Pada sidang pembacaan dakwaan, jaksa KPK mendakwa terdakwa Syamsul Arifin dua dakwaan yakni Pasal 5 dan Pasal 13 Undang Undang Nomor 31 Tahun 1999 sebagaimana diubah menjadi UU Nomor 20 Tahun 2001 tentang pemberantasan tindak pidana korupsi juncto Pasal 64 KUHP.
Namun berdasarkan fakta persidangan dakwaan yang paling tepat untuk dibuktikan adalah dakwaan pertama. M Syamsul Arifin menjabat Kadis Perkebunan Provinsi Jatim sejak 2010. Dinas Perkebunan bermitra dengan Komisi B DPRD Jatim.
Pada 2017, Wakil Ketua Komisi B DPRD Jatim Muhammad Kabil Mubarak mendatangi terdakwa dan meminta uang komitmen triwulanan tahun 2017. Total nilai komitmen Dinas Perkebunan Jatim selama setahun 350 juta yang dibayarkan per triwulan.
Adapun uang ini merupakan permintaan Komisi B kepada dinas dengan kompensasi akan mempermudah pengawasan kinerja. Seperti diketahui, DPRD memiliki fungsi pengawasan terhadap eksekutif.
Saat itu terdakwa Syamsul menyatakan keberatan karena anggaran dinasnya kecil. Namun karena terus didesak, dia akhirnya menyanggupi karena tidak ingin laporan pertanggungjawaban kinerja dinasnya dipersulit.
Jatah komitmen triwulanan itu direalisasikan pada tahap pertama sebesar Rp 40 juta dan diterima oleh Kabil.
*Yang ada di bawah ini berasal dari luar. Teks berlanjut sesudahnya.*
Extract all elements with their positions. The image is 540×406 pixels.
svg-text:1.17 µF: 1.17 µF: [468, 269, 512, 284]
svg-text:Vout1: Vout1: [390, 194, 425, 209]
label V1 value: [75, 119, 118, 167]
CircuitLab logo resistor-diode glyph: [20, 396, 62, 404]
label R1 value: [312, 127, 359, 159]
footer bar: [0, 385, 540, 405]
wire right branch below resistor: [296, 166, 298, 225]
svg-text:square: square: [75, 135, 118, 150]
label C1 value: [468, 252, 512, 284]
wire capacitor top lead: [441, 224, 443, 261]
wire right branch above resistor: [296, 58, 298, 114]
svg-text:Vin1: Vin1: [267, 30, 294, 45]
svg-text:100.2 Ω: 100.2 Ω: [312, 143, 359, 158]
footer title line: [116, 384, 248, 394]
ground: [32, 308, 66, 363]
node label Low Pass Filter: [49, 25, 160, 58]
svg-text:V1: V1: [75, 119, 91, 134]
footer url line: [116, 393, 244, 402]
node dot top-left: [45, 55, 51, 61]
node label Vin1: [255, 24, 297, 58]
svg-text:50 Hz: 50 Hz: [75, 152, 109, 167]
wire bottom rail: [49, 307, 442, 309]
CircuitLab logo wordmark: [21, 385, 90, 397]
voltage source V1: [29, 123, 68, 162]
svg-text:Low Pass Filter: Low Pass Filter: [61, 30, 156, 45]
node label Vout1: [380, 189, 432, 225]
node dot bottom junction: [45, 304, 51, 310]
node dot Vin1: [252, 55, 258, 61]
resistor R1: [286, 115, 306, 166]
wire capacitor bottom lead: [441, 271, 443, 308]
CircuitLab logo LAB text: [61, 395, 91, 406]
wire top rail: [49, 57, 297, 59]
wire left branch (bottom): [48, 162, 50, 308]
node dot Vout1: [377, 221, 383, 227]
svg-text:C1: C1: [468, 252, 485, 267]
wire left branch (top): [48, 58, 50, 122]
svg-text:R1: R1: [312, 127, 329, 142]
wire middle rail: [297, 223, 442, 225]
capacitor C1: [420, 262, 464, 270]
Selanjutnya uang komitmen kedua direalisasikan Rp 100 juta dan diterima oleh Ketua Komisi B Muhammad Basuki lewat stafnya Rahmad Agung.
Uang dari Kabil dan Basuki dikumpulkan ke Bendahara Komisi B Atika Banowati sebesar Rp 140 juta didistribusikan ke seluruh anggota komisi B DPRD Jatim yang berjumlah 19 orang.
Kebiasaan pemberian komitmen triwulanan itu telah berlangsung sejak DPRD periode sebelumnya sebagai kompensasi agar tidak melakukan evaluasi dan pengawasan dengan sungguh-sungguh atau mempersulit kinerja Dinas Perkebunan.
Syamsul mengajukan diri sebagai terdakwa yang bekerjasama dengan penegak hukum atau justice collaborator. Dengan alasan mengakui perbuatannya, bersikap sopan, dan memberikan keterangan dalam proses peradilan. Namun permohonan sebagai JC itu tidak dikabulkan karena menurut jaksa terdakwa merupakan pelaku utama sebagai pemberi suap.
Menanggapi dakwaan jaksa KPK terdakwa Syamsul menyatakan akan mengajukan nota pembelaan. Pernyataan itu disampaikan terdakwa kepada majelis hakim.